Le ministère indique que cette assistance couvre aussi bien les besoins médicaux que le soutien socio-économique. Toutefois, des obstacles subsistent dans la mise en œuvre de l’accompagnement, notamment liés à la qualité des contacts disponibles. « Lors du dépouillement de la base de données, les services du MFS ont identifié une liste de 400 bénéficiaires potentiels injoignables, en raison de numéros de téléphone erronés ou désactivés », indique le communiqué. Pour faciliter le rétablissement du lien avec ces personnes, trois numéros sont mis à leur disposition : 76 460 61 76, 76 362 41 81 et 78 791 44 58.
Sur le volet médical, le ministère annonce avoir pris en charge 123 victimes, dont les dossiers médicaux ont été validés par le comité spécialisé, pour un montant global de 142 869 000 FCFA. En complément, 83 autres patients ont été accompagnés par le Service des Actions sociales, bénéficiant d’une enveloppe totale de 32 916 880 FCFA.
Ce dispositif s’appuie sur l’arrêté ministériel n°17450 du 31 juillet 2024, qui encadre la mission du comité chargé d’évaluer et de proposer les modalités de soutien aux personnes concernées. À cela s’ajoute une prise en charge spécifique des cas les plus graves : cinq familles de victimes décédées ont reçu un accompagnement, dans l’attente du traitement de nouveaux cas signalés.
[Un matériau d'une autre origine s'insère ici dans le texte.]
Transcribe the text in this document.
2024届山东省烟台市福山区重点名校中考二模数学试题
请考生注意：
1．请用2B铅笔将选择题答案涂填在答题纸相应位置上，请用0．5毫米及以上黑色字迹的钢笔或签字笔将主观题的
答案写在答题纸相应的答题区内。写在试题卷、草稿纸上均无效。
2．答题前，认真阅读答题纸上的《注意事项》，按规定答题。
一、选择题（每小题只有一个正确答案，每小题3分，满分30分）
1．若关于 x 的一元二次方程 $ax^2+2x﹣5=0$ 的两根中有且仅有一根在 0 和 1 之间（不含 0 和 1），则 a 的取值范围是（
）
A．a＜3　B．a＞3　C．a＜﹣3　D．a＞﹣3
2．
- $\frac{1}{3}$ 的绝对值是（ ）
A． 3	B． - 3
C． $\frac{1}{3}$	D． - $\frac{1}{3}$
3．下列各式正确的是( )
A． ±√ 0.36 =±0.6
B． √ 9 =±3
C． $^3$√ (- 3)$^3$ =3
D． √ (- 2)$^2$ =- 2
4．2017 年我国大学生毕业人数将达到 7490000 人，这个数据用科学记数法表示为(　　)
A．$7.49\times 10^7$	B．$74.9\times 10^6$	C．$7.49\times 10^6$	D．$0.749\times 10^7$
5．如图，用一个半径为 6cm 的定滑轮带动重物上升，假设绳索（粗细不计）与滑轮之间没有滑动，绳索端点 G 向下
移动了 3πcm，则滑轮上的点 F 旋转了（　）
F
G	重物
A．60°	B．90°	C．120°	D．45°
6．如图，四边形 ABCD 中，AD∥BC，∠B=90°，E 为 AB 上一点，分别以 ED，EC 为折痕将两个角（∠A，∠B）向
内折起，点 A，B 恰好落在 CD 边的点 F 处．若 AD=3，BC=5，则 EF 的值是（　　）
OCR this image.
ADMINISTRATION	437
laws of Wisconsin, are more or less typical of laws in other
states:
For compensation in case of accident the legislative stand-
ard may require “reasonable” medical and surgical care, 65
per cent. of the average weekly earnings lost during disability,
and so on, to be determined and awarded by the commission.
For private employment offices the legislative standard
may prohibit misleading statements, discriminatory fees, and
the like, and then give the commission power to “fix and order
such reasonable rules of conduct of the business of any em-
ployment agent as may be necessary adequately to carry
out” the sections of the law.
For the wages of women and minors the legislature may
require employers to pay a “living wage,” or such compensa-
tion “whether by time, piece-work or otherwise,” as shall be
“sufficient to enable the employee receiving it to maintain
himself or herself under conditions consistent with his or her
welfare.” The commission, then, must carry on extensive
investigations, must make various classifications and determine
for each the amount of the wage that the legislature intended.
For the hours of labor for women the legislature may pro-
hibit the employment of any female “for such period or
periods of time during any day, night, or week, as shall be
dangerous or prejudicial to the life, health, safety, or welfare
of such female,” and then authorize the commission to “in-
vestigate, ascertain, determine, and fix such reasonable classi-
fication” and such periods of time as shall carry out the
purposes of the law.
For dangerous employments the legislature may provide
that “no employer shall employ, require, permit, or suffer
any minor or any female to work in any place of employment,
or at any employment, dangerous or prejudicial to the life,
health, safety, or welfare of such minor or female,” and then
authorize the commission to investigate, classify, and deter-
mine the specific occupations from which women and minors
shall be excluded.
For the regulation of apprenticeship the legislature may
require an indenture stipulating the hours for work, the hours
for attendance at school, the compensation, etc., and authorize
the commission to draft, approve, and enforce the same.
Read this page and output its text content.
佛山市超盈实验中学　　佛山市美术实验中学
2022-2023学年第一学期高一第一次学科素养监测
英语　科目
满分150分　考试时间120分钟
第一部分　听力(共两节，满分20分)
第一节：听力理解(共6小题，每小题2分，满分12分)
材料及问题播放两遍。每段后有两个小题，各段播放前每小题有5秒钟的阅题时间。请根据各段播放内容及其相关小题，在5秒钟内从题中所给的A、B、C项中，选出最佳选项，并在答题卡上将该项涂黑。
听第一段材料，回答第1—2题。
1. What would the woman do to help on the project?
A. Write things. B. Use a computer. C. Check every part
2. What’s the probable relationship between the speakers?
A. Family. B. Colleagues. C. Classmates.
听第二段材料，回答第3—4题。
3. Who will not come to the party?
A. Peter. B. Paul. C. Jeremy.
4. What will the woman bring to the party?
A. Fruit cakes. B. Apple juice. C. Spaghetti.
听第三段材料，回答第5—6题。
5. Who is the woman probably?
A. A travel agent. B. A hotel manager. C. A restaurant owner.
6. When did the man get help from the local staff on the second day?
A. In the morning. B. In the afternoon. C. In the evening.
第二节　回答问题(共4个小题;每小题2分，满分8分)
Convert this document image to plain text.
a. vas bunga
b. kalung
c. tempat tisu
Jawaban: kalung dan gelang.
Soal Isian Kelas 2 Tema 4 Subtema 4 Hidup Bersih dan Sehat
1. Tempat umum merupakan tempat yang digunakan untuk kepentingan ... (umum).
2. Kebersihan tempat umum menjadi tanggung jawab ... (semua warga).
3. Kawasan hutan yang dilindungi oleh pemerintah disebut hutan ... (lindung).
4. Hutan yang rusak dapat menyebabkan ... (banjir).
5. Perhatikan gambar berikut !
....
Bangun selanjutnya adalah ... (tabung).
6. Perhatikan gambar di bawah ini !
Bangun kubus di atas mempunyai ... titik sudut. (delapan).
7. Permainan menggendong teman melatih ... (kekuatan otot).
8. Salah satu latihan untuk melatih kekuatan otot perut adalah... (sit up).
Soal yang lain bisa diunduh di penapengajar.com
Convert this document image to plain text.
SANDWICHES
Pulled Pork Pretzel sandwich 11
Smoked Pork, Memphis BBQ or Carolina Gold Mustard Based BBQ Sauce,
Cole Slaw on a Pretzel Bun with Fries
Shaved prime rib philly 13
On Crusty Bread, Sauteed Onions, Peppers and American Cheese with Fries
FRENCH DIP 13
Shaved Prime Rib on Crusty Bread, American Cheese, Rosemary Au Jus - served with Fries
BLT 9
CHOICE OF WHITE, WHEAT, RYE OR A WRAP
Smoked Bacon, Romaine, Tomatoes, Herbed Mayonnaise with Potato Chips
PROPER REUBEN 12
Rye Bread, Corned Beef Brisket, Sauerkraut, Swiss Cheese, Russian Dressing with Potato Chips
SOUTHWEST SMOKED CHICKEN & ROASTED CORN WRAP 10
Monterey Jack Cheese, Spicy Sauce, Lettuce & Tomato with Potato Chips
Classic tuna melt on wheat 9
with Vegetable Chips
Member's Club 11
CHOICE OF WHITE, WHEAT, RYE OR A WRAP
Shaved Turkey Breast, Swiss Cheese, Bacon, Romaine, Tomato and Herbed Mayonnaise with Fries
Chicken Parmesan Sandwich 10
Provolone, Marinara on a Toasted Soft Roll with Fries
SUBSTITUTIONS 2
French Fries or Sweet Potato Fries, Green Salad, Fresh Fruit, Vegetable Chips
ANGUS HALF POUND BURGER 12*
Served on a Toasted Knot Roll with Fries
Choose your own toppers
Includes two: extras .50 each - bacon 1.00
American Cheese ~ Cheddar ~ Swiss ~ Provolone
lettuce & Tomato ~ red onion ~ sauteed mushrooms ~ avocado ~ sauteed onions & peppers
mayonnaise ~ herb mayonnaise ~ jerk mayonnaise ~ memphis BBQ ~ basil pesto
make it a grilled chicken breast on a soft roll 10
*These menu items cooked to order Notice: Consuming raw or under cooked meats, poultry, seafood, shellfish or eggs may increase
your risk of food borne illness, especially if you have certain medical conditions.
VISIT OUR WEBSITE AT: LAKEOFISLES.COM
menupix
En toile de fond, le ministère affirme sa volonté de poursuivre et renforcer l’aide à la réinsertion socio-économique des ex-détenus et autres victimes. « La finalisation du dispositif global est en cours », peut-on lire, signe que les autorités entendent inscrire ce programme dans la durée.
Le communiqué du MFS souligne enfin la nécessité d’un suivi rigoureux et humain pour permettre à chaque victime d’être reconnue et soutenue, dans un esprit de justice sociale et de réconciliation nationale.